My bus leaves at noon tomorrow and since Kellan’s in California until January second, I’ve booked a ticket back for New Year’s Eve to give myself a day and a half to finish packing and get everything carted over to Marcela’s before his return. With the room largely empty, there’s no way to ignore the obvious, and I stare at my desk and bed until my lower lip trembles, and not just because it’s sad to think about dismantling them only to rebuild them a week and a half from now. It’s sad because they make me think about Crosbie; this whole room makes me think about him. Everything does. I’ve taken to leaving my phone in my sock drawer so I can’t text him whenever the urge hits, which is still with embarrassing frequency. I know I can’t afford to go down this depressing road, so I trudge back into the kitchen to collect Kellan’s toolbox and decide the bed will be my first victim.
I drag off the mattresses and stash them in the living room, and that small act has my muscles burning and my breath coming in harsh pants, making me consider abandoning the bed altogether and crashing on the couch until I leave. But I don’t. Loose ends are my newest nemesis, and I’m going to see this thing through. At least, that’s the plan until I crouch next to the bed, wrench in hand, and spot the small red box on the floor.
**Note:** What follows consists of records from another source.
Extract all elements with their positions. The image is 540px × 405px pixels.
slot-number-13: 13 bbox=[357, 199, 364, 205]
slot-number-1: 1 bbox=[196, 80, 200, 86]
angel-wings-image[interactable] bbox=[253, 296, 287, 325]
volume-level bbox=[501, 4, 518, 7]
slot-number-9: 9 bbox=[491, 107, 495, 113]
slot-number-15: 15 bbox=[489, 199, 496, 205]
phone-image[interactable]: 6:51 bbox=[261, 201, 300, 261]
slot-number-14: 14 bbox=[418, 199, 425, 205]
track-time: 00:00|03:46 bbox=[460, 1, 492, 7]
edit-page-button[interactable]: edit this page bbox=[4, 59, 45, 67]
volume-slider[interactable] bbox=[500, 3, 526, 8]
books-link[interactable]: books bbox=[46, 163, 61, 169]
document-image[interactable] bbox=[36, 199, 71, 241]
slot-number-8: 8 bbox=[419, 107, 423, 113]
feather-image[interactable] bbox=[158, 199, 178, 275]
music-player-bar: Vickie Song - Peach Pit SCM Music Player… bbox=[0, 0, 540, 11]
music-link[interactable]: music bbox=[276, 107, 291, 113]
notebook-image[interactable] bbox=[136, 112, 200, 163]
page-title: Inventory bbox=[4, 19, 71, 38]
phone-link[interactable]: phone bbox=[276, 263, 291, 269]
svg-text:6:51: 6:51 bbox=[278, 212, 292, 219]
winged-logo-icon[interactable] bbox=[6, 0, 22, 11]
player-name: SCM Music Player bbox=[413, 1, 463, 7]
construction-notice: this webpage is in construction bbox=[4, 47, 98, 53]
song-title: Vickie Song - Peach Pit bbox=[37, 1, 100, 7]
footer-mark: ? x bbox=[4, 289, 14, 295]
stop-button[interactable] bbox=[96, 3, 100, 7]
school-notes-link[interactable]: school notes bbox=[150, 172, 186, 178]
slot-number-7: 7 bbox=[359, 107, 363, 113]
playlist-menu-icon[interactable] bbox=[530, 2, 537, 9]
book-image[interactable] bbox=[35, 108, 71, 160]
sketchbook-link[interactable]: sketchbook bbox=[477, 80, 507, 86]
I’ve definitely never seen it before. It’s flat and square, not quite as large as a CD, the velvet smooth and soft under my fingers. The wrench clatters when I drop it back into the toolbox, but I barely register the noise over the thudding of my heart. I know this room was empty when I moved in; I know I have never seen this box before. Sometime between Labor Day and today, this thing…materialized.
Equally frantic parts of me are warring over whether or not I should hope it’s something from Crosbie or just something Kellan accidentally tossed in here. He’s forever throwing things from the couch into the kitchen, swearing he can land them in the sink. Why he would do that with a red velvet box—
Okay. I’m just going to open it.
I take a deep breath and lift the lid, feeling the strong fight of the springs, as though it’s never been opened before. When I see the fine gold chain bearing a tiny book pendant, I know this has nothing to do with Kellan. Nothing does. I’ve known this for a long time; the one person who needs to know it is the only one who doesn’t.
If I were smarter and saner, I’d snap this box shut and leave it in Kellan’s room, asking him to return it to Crosbie when—and if—he sees him again. But I’m not feeling even remotely smart or sane right now, and instead I lift the necklace from the box and study the delicate little book, half open to reveal dainty gold pages. It’s small enough that I have to squint to read the characters etched on the cover, but when I finally make them out, I confirm what I have known for a while: I have made a huge mistake.
I love you.
The tears that have been threatening for days take advantage and pour forth, stupid and sloppy, until I’m just a sobbing mess on the floor. I cram the necklace back into the box and slide it away, as unreachable as the guy who put it here in the first place. It must have been a Christmas present; he must have brought it that last night and hidden it under my pillow, and sometime in the terrible aftermath it must have slid down between the mattress and the wall and gone unnoticed.
Until now.
Which is ironic, because now that it’s found, everything it represents is farther away than ever.
The buzz of the washer finishing its cycle nearly gives me a heart attack, and I lurch to my feet and swipe at my eyes, grateful for something to do beyond sitting here weeping foolishly.
I stick the wet clothes in the dryer and load up another batch, then take a seat at the breakfast bar and stare at my room like it’s the mouth of a dark, terrifying cave.
Poor Crosbie. Always working so hard to present the perfect, strong image to the world. The exercise, the studying, the sweet gestures no one saw because I insisted he remain a secret. He gets so much attention being the guy people think he is, but the guy at keg parties and on bathroom walls isn’t the real Crosbie at all. It’s the person behind those ideas, the guy who works so diligently to keep the wheels turning, that counts.